This article argues that the U.S. National HIV/AIDS Strategy must explicitly commit to a human rights framework when developing programs and policies that address the needs of women. This is particularly vital with regard to government-sanctioned stigma and discrimination that implicitly endorses the isolation and mistreatment of people living with HIV. Regressive HIV policies also are detrimental to public health, preventing people living with HIV from obtaining housing, employment, health care, and access to other vital services.
The authors urge the Obama administration to explore administrative and legislative incentives to eliminate laws that criminalize the consensual sexual activity of people living with HIV. It also argues that national policies must be revised concerning HIV testing: testing policies should remove opt-out or mandatory HIV testing as a condition for federal funding, incentives should encourage states to adopt local policies mandating counseling, and voluntary HIV testing should be offered regardless of a health care provider's undocumented perception of a patient's risk.

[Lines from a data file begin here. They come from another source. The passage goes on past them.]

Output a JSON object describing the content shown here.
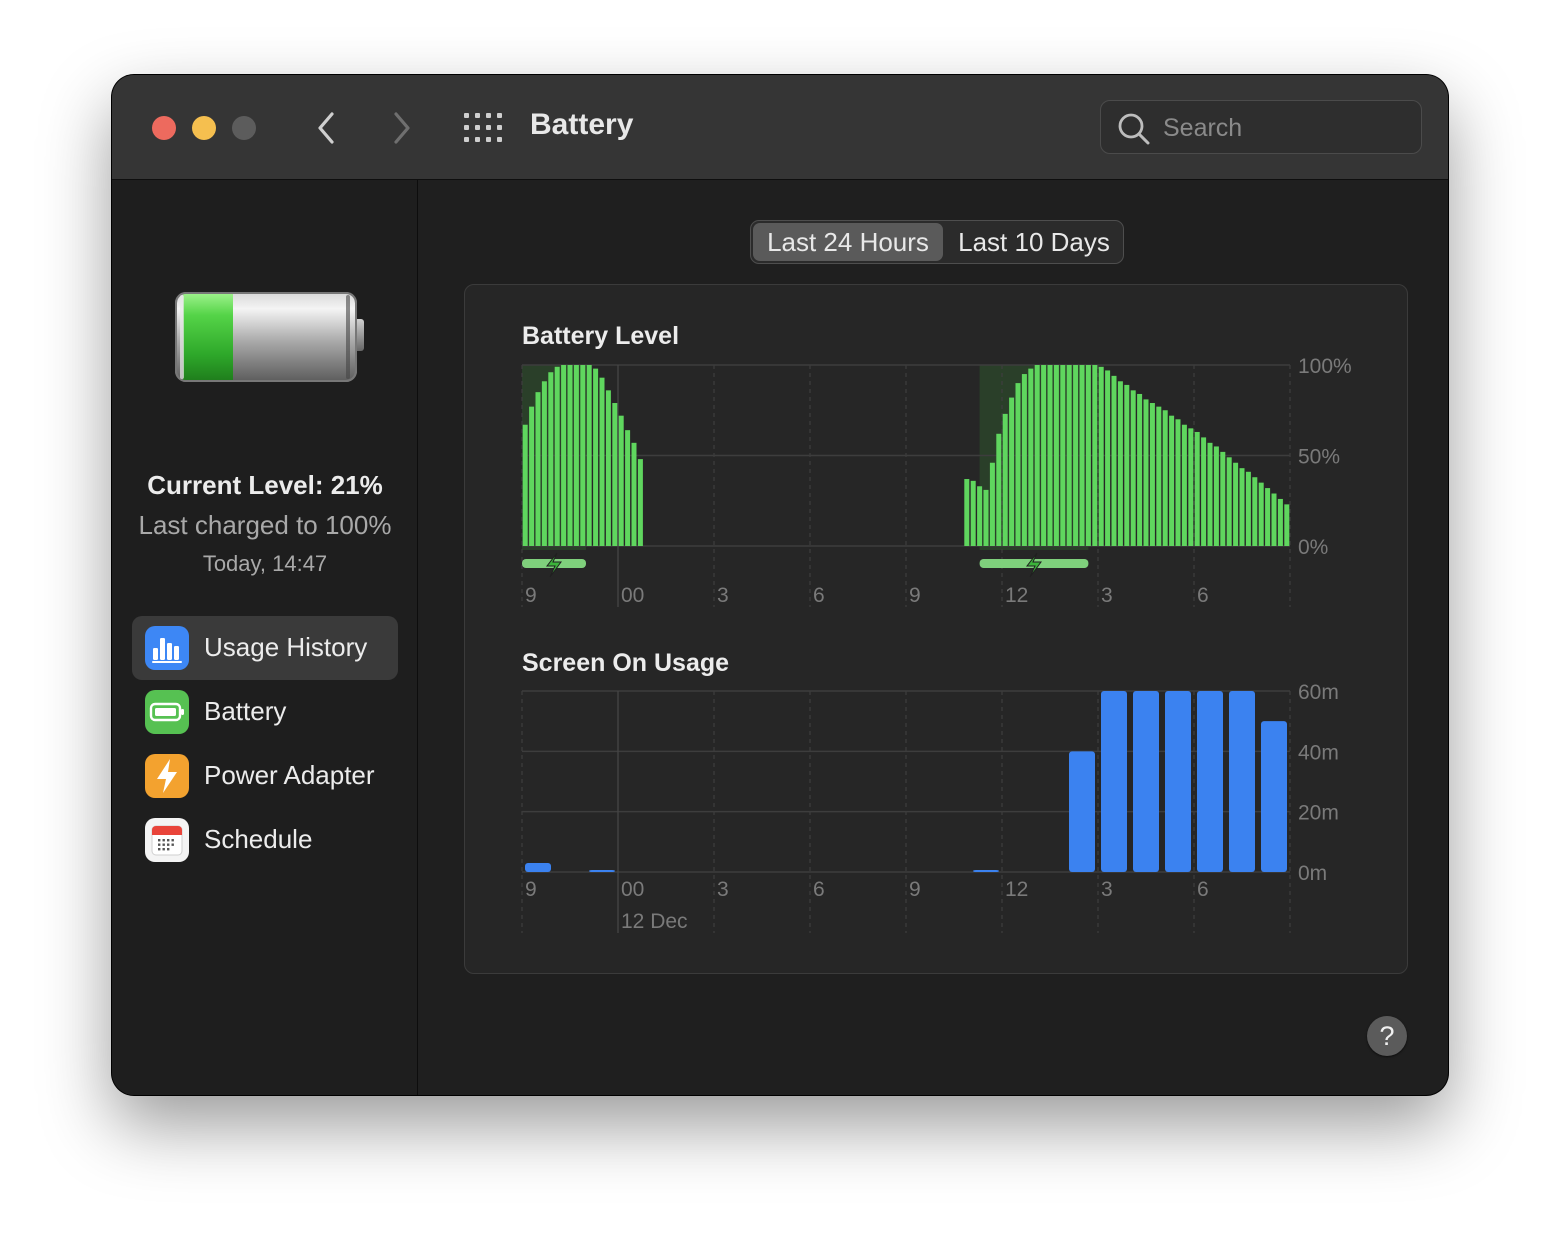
{
  "window": {
    "title": "Battery"
  },
  "search": {
    "placeholder": "Search"
  },
  "sidebar": {
    "current_level": "Current Level: 21%",
    "last_charged": "Last charged to 100%",
    "charge_time": "Today, 14:47",
    "battery_fill_fraction": 0.21,
    "items": [
      {
        "label": "Usage History",
        "icon": "bar-chart-icon",
        "selected": true
      },
      {
        "label": "Battery",
        "icon": "battery-icon",
        "selected": false
      },
      {
        "label": "Power Adapter",
        "icon": "lightning-icon",
        "selected": false
      },
      {
        "label": "Schedule",
        "icon": "calendar-icon",
        "selected": false
      }
    ]
  },
  "segmented": {
    "options": [
      "Last 24 Hours",
      "Last 10 Days"
    ],
    "selected": "Last 24 Hours"
  },
  "help": {
    "label": "?"
  },
  "colors": {
    "battery_green": "#5fd65e",
    "charging_green": "#7fd07c",
    "usage_blue": "#3b82f0"
  },
  "chart_data": [
    {
      "type": "bar",
      "title": "Battery Level",
      "y_tick_labels": [
        "100%",
        "50%",
        "0%"
      ],
      "ylim": [
        0,
        100
      ],
      "x_tick_labels": [
        "9",
        "00",
        "3",
        "6",
        "9",
        "12",
        "3",
        "6"
      ],
      "x_range_hours": [
        21,
        45
      ],
      "grid": true,
      "charging_periods": [
        [
          21.0,
          23.0
        ],
        [
          35.3,
          38.7
        ]
      ],
      "points": [
        [
          21.1,
          67
        ],
        [
          21.3,
          77
        ],
        [
          21.5,
          85
        ],
        [
          21.7,
          91
        ],
        [
          21.9,
          96
        ],
        [
          22.1,
          99
        ],
        [
          22.3,
          100
        ],
        [
          22.5,
          100
        ],
        [
          22.7,
          100
        ],
        [
          22.9,
          100
        ],
        [
          23.1,
          100
        ],
        [
          23.3,
          98
        ],
        [
          23.5,
          93
        ],
        [
          23.7,
          86
        ],
        [
          23.9,
          79
        ],
        [
          24.1,
          72
        ],
        [
          24.3,
          64
        ],
        [
          24.5,
          57
        ],
        [
          24.7,
          48
        ],
        [
          34.9,
          37
        ],
        [
          35.1,
          36
        ],
        [
          35.3,
          33
        ],
        [
          35.5,
          31
        ],
        [
          35.7,
          46
        ],
        [
          35.9,
          62
        ],
        [
          36.1,
          73
        ],
        [
          36.3,
          82
        ],
        [
          36.5,
          90
        ],
        [
          36.7,
          95
        ],
        [
          36.9,
          98
        ],
        [
          37.1,
          100
        ],
        [
          37.3,
          100
        ],
        [
          37.5,
          100
        ],
        [
          37.7,
          100
        ],
        [
          37.9,
          100
        ],
        [
          38.1,
          100
        ],
        [
          38.3,
          100
        ],
        [
          38.5,
          100
        ],
        [
          38.7,
          100
        ],
        [
          38.9,
          100
        ],
        [
          39.1,
          99
        ],
        [
          39.3,
          97
        ],
        [
          39.5,
          94
        ],
        [
          39.7,
          91
        ],
        [
          39.9,
          89
        ],
        [
          40.1,
          86
        ],
        [
          40.3,
          84
        ],
        [
          40.5,
          81
        ],
        [
          40.7,
          79
        ],
        [
          40.9,
          77
        ],
        [
          41.1,
          75
        ],
        [
          41.3,
          72
        ],
        [
          41.5,
          70
        ],
        [
          41.7,
          67
        ],
        [
          41.9,
          65
        ],
        [
          42.1,
          63
        ],
        [
          42.3,
          60
        ],
        [
          42.5,
          57
        ],
        [
          42.7,
          55
        ],
        [
          42.9,
          52
        ],
        [
          43.1,
          49
        ],
        [
          43.3,
          46
        ],
        [
          43.5,
          43
        ],
        [
          43.7,
          41
        ],
        [
          43.9,
          38
        ],
        [
          44.1,
          35
        ],
        [
          44.3,
          32
        ],
        [
          44.5,
          29
        ],
        [
          44.7,
          26
        ],
        [
          44.9,
          23
        ]
      ]
    },
    {
      "type": "bar",
      "title": "Screen On Usage",
      "y_tick_labels": [
        "60m",
        "40m",
        "20m",
        "0m"
      ],
      "ylim": [
        0,
        60
      ],
      "x_tick_labels": [
        "9",
        "00",
        "3",
        "6",
        "9",
        "12",
        "3",
        "6"
      ],
      "date_label": "12 Dec",
      "x_range_hours": [
        21,
        45
      ],
      "grid": true,
      "points": [
        [
          21.5,
          3
        ],
        [
          23.5,
          0.5
        ],
        [
          35.5,
          0.3
        ],
        [
          38.5,
          40
        ],
        [
          39.5,
          60
        ],
        [
          40.5,
          60
        ],
        [
          41.5,
          60
        ],
        [
          42.5,
          60
        ],
        [
          43.5,
          60
        ],
        [
          44.5,
          50
        ]
      ]
    }
  ]
}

The authors' recommendations reflect those originally developed by an HIV civil rights working group (consisting of the Center for HIV Law and Policy, the ACLU Gay Rights and AIDS Projects, Lambda Legal, Gay and Lesbian Advocates and Defenders (GLAD), and AIDS Legal Council of Chicago, in a transition memo and specific recommendations previously submitted to the Obama administration, and later adopted in recommendations to the administration this summer by a Ford Foundation grantee working group on women and HIV.